In [1]:
import sys
sys.path.append("../src")
from Utils import *
from warnings import warn
from itertools import product

In [2]:
%matplotlib inline

$$p(e_a|u_i)=\frac{\text{# posts by }u_i\text{ in } e_a}{\text{# posts by } u_i}$$

<br>

$$p(u_i|e_a)=\frac{\text{# posts by }u_i\text{ in } e_a}{\text{# posts in } e_a}$$

<br>

$$\textbf{MLE Similarity}=p(u_i|u_j) = 1-\prod_{\forall u_i, u_j \in users, \forall e \in elements} (1-
p(e|u_j)p(u_i|e))$$

<br>
<br>

$$E(u) = \text{# links by user }u$$
<br>
$$\textbf{Jaccard Similarity}=J(u_i|u_j) = \frac{E(u_i) \cap E(u_j)}{E(u_i) \cup E(u_j)}$$

In [3]:
def get_users_similarity(filename, max_size=1e4):
    users_ids = dict()  # {user: id}
    
    links_authors = dict()  # {link: {user: number of posts in that link by that user}}
        
    users_posts_counts = dict()  # {user: number of posts}
    users_sentiments = dict()  #{user: [sum polarity, sum subjectivity]}
    
    mle_similarities = dict()  # {e: mle similarity}
    jaccard_similarities = dict()  # {e:jaccard similarity}
    
    with open(filename) as f:
        for i, l in enumerate(f):
            comment = json.loads(l)
            author = comment["author"]
            link = comment["link_id"]
#             sent = sentiment(comment["body"])

            users_ids.setdefault(author, len(users_ids))
            user = users_ids[author]
            
            users_posts_counts.setdefault(user, 0)
            users_posts_counts[user] += 1
            
            links_authors.setdefault(link, dict())
            links_authors[link].setdefault(user, 0)
            links_authors[link][user] += 1
            
#             users_sentiments.setdefault(user, [0., 0.])
#             users_sentiments[user][0] += sent.polarity
#             users_sentiments[user][1] += sent.subjectivity
            
            if i+1 == max_size: break
        
        for link, users in links_authors.items():
            for u1, e_u1 in users.items():
                for u2, u2_e in users.items():
                    if u1 == u2: continue
                    p_e_u1 = float(e_u1) / users_posts_counts[u1]
                    p_u2_e = float(u2_e) / sum(users.values())
                    
                    
                    mle_similarities.setdefault((u1, u2), 1)
                    mle_similarities[(u1, u2)] *= (1-p_e_u1*p_u2_e)
                    
                    e = tuple(sorted((u1, u2)))
                    jaccard_similarities.setdefault(e, 0)
                    jaccard_similarities[e] += 1
                    
        for e, w in jaccard_similarities.items():
            u1, u2 = e
            union = len([l for l, users in links_authors.items() if u1 in users or u2 in users])
            jaccard_similarities[e] = (w, union)

        warn("Similarities are not normalized.

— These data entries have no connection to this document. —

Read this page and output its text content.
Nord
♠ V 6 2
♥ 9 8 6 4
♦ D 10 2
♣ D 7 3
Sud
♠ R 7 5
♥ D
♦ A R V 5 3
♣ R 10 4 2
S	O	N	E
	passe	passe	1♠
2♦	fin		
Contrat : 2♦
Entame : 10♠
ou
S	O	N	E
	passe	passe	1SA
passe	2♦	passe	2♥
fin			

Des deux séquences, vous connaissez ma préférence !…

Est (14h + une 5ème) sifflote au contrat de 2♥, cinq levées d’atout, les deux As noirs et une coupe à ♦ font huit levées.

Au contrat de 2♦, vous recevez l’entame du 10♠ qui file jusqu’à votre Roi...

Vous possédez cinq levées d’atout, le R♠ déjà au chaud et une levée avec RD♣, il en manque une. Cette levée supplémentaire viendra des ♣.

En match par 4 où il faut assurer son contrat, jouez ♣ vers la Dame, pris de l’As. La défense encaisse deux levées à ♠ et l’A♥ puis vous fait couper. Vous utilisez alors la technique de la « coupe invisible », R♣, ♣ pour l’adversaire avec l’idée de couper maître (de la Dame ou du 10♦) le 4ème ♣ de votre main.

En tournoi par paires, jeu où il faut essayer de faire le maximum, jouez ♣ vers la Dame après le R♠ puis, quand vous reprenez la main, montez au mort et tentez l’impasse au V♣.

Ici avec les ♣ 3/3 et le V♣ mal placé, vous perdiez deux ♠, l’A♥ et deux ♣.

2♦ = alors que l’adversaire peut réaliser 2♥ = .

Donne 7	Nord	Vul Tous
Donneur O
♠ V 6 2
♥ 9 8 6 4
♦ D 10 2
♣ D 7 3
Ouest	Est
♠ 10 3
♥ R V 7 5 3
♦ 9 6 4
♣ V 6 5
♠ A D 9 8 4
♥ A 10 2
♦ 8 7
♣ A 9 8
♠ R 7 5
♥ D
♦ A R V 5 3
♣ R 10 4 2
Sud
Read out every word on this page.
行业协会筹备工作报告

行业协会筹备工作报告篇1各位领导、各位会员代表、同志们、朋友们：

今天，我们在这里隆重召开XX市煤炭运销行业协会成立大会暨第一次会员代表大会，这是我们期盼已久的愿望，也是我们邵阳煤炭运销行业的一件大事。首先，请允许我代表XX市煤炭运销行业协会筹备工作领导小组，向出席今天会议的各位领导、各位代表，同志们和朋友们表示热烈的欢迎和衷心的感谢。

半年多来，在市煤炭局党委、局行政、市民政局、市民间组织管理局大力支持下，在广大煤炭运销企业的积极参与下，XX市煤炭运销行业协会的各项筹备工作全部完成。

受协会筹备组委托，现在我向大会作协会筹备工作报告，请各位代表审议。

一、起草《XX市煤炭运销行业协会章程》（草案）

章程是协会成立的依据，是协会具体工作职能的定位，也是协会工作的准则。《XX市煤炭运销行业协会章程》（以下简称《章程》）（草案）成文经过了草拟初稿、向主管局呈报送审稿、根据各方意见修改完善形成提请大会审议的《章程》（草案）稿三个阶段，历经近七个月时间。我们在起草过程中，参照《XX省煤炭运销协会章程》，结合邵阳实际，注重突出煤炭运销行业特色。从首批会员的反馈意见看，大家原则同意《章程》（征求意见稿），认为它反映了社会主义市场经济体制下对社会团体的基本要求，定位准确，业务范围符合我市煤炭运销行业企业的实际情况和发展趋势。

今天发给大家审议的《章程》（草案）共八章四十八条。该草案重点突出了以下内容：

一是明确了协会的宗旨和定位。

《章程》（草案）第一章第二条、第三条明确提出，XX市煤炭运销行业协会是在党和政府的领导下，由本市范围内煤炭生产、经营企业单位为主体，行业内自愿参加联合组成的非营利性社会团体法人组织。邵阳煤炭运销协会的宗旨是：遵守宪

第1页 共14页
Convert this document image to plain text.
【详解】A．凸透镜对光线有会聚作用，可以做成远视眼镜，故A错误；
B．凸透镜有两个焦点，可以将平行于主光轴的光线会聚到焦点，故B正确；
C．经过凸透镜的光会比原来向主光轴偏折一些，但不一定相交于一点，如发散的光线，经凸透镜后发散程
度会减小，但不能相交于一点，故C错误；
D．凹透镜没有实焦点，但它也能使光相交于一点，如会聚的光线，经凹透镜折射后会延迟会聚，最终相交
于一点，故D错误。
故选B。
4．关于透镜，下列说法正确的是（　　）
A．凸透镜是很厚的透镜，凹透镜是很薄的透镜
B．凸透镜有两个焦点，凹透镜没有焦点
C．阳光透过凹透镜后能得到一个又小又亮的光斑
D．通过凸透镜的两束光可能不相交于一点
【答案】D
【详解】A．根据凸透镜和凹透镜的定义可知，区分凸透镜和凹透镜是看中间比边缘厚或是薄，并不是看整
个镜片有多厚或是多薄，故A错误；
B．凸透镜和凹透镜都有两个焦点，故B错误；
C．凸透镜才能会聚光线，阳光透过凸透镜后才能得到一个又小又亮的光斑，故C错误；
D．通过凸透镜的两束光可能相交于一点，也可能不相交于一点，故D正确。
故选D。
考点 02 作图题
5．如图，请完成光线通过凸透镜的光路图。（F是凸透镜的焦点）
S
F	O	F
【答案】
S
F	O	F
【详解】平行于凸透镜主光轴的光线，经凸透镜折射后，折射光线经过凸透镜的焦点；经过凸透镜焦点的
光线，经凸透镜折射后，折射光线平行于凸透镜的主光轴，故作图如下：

Make sure to normalize MLE as 1-Sm, and Jaccard as Sj/Union")
        return mle_similarities, jaccard_similarities

In [4]:
def construct_mle_network(mle_similarities, threshold=0.3, normalize=True):
    g = nx.Graph()
    for (u1, u2), p in mle_similarities.items():
        sim = 1 - p if normalize else p
        if sim < threshold: continue
            
        g.add_edge(u1, u2, w=sim)
        
    print("{0} nodes".format(len(g.nodes)))
    print("{0} edges".format(len(g.edges)))
    return g

def construct_jaccard_network(jaccard_similarities, threshold=3):
    g = nx.Graph()
    for (u1, u2), w in jaccard_similarities.items():
        try:
            w, union_counts = w
            sim = float(w) / union_counts
        except TypeError:
            sim = w
            
        if w < threshold: continue
        
        g.add_edge(u1, u2, w=sim)

    print("{0} nodes".format(len(g.nodes)))
    print("{0} edges".format(len(g.edges)))
    return g

In [5]:
max_size = 1e4
filename = "../data/RC_2013-02"
mle_similarities, jaccard_similarities = get_users_similarity(filename, max_size)



In [6]:
print("MLE-based Network")
mle_g = construct_mle_network(mle_similarities, 0.3)

MLE-based Network
1888 nodes
1447 edges


In [7]:
print("Jaccard-based Network")
jac_g = construct_jaccard_network(jaccard_similarities, 3)

Jaccard-based Network
127 nodes
142 edges


In [8]:
def component2graph(component, graph):
    comp_graph = graph.copy()
    for node in graph.nodes:
        if node not in component:
            comp_graph.remove_node(node)
    
    comp_nodes_count = len(comp_graph.nodes)
    comp_edges_count = len(comp_graph.edges)
    
    nodes_coverage = round(100.*comp_nodes_count/len(graph.nodes()), 2)
    edges_coverage = round(100.*comp_edges_count/len(graph.edges()), 2)
    
    print("{0} ({1}%) nodes\t\t{2} ({3}%) edges".format(
        comp_nodes_count, nodes_coverage,
        comp_edges_count, edges_coverage,
                                                     ))
    return comp_graph

def get_biggest_component(graph, print_first_k=5):
    components = sorted([subG for subG in nx.connected_components(graph)], key=lambda x: len(x), reverse=True)
    print("There are {0} components".format(len(components)))
    for i, c in enumerate(components[:print_first_k]):
        if i == 0:
            cg = component2graph(c, graph)
        else:
            component2graph(c, graph)
    return cg

In [9]:
mle_G = get_biggest_component(mle_g)

There are 573 components
509 (26.96%) nodes		551 (38.08%) edges
7 (0.37%) nodes		6 (0.41%) edges
7 (0.37%) nodes		6 (0.41%) edges
6 (0.32%) nodes		5 (0.35%) edges
6 (0.32%) nodes		5 (0.35%) edges


In [10]:
jac_G = get_biggest_component(jac_g)

There are 4 components
121 (95.28%) nodes		139 (97.89%) edges
2 (1.57%) nodes		1 (0.7%) edges
2 (1.57%) nodes		1 (0.7%) edges
2 (1.57%) nodes		1 (0.7%) edges